Wie Raumtemperaturregler arbeiten
Ein Raumtemperaturregler vergleicht die gemessene Raumtemperatur mit einer eingestellten Solltemperatur. Aus dieser Abweichung entsteht ein Schalt- oder Regelsignal für angeschlossene Komponenten wie Ventile, Stellantriebe oder übergeordnete Regelsysteme. Je nach Ausführung arbeitet das Gerät einfach schaltend oder mit einer feineren Regelcharakteristik.
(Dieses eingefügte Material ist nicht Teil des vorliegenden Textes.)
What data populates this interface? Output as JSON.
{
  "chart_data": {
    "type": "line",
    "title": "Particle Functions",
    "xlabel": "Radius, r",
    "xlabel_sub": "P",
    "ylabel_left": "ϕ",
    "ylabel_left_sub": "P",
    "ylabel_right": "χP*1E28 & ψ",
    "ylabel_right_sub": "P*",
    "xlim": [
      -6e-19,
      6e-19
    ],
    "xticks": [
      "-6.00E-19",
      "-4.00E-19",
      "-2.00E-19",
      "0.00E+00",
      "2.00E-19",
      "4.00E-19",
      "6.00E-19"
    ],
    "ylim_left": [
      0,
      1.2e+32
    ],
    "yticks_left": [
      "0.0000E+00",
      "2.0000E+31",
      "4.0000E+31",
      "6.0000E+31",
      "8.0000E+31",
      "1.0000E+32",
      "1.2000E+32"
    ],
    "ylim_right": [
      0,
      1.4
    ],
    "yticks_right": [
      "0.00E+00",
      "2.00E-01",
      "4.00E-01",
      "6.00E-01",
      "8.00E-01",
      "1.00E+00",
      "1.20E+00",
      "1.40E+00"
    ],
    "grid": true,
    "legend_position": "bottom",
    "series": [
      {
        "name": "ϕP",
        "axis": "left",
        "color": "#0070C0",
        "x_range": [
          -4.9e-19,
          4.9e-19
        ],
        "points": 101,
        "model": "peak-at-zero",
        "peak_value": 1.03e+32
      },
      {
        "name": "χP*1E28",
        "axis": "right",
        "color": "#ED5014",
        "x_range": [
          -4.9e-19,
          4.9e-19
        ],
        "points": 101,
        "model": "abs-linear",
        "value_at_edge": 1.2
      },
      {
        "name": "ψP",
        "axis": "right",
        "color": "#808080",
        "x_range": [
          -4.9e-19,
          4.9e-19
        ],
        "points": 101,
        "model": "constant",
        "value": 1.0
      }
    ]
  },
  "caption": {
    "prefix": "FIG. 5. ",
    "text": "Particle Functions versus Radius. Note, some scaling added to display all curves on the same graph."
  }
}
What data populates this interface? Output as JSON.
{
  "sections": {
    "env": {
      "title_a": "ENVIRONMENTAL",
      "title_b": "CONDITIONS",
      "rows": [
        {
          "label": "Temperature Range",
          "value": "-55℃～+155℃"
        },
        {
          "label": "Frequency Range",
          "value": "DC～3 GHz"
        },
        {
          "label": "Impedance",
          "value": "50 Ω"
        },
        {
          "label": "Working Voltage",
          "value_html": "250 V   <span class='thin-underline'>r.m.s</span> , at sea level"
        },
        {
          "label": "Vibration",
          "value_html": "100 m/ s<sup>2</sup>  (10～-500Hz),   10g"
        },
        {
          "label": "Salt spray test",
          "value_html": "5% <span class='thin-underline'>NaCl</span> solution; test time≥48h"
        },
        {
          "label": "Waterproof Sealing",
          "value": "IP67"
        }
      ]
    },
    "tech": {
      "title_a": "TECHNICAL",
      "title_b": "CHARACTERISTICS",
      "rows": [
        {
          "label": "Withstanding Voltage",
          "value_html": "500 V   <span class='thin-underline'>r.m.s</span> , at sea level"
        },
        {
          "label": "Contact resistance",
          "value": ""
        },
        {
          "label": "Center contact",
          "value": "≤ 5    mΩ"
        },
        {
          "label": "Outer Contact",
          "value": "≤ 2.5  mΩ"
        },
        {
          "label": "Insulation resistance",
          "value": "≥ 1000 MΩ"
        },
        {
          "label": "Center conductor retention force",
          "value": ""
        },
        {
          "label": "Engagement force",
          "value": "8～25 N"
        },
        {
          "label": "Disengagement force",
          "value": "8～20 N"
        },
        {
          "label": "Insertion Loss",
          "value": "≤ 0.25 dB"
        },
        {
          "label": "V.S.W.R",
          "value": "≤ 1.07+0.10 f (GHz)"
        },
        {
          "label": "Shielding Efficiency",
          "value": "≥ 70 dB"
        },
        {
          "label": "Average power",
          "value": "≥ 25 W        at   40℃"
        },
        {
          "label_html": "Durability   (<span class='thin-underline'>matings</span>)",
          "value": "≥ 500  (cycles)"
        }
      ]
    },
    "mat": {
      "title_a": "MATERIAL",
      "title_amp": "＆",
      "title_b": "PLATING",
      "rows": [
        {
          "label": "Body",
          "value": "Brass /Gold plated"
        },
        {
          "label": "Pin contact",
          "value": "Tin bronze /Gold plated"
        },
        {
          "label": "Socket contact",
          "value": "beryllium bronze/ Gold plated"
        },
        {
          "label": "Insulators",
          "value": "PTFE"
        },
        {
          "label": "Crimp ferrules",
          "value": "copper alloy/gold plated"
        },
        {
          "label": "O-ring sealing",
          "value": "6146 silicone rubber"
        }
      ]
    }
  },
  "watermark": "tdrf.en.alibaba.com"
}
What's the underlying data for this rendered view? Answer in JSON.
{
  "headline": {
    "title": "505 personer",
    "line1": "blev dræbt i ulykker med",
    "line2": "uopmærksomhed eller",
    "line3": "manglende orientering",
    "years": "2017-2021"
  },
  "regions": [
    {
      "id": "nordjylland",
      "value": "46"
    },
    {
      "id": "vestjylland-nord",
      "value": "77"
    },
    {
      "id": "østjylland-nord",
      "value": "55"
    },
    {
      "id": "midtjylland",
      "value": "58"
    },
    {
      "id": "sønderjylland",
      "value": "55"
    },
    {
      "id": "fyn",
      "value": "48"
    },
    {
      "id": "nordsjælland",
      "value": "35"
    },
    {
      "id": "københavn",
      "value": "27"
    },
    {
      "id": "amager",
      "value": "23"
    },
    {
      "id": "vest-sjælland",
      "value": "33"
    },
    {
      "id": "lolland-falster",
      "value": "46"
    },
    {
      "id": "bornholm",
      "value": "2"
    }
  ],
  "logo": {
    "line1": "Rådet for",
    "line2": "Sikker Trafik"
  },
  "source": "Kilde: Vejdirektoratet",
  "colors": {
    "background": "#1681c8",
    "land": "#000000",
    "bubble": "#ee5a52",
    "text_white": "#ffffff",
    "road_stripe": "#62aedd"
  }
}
Typische Einsatzbereiche in Heiz- und Kühlsystemen
Raumtemperaturregler werden dort eingesetzt, wo die Temperatur nicht nur zentral, sondern je Raum oder Zone beeinflusst werden soll. Das betrifft unter anderem Heizkörperanlagen, Fussbodenheizungen, Kühldecken oder kombinierte Heiz- und Kühlsysteme. Sie sind in Neubauten ebenso anzutreffen wie bei Sanierungen, wenn bestehende Räume gezielter geregelt werden sollen.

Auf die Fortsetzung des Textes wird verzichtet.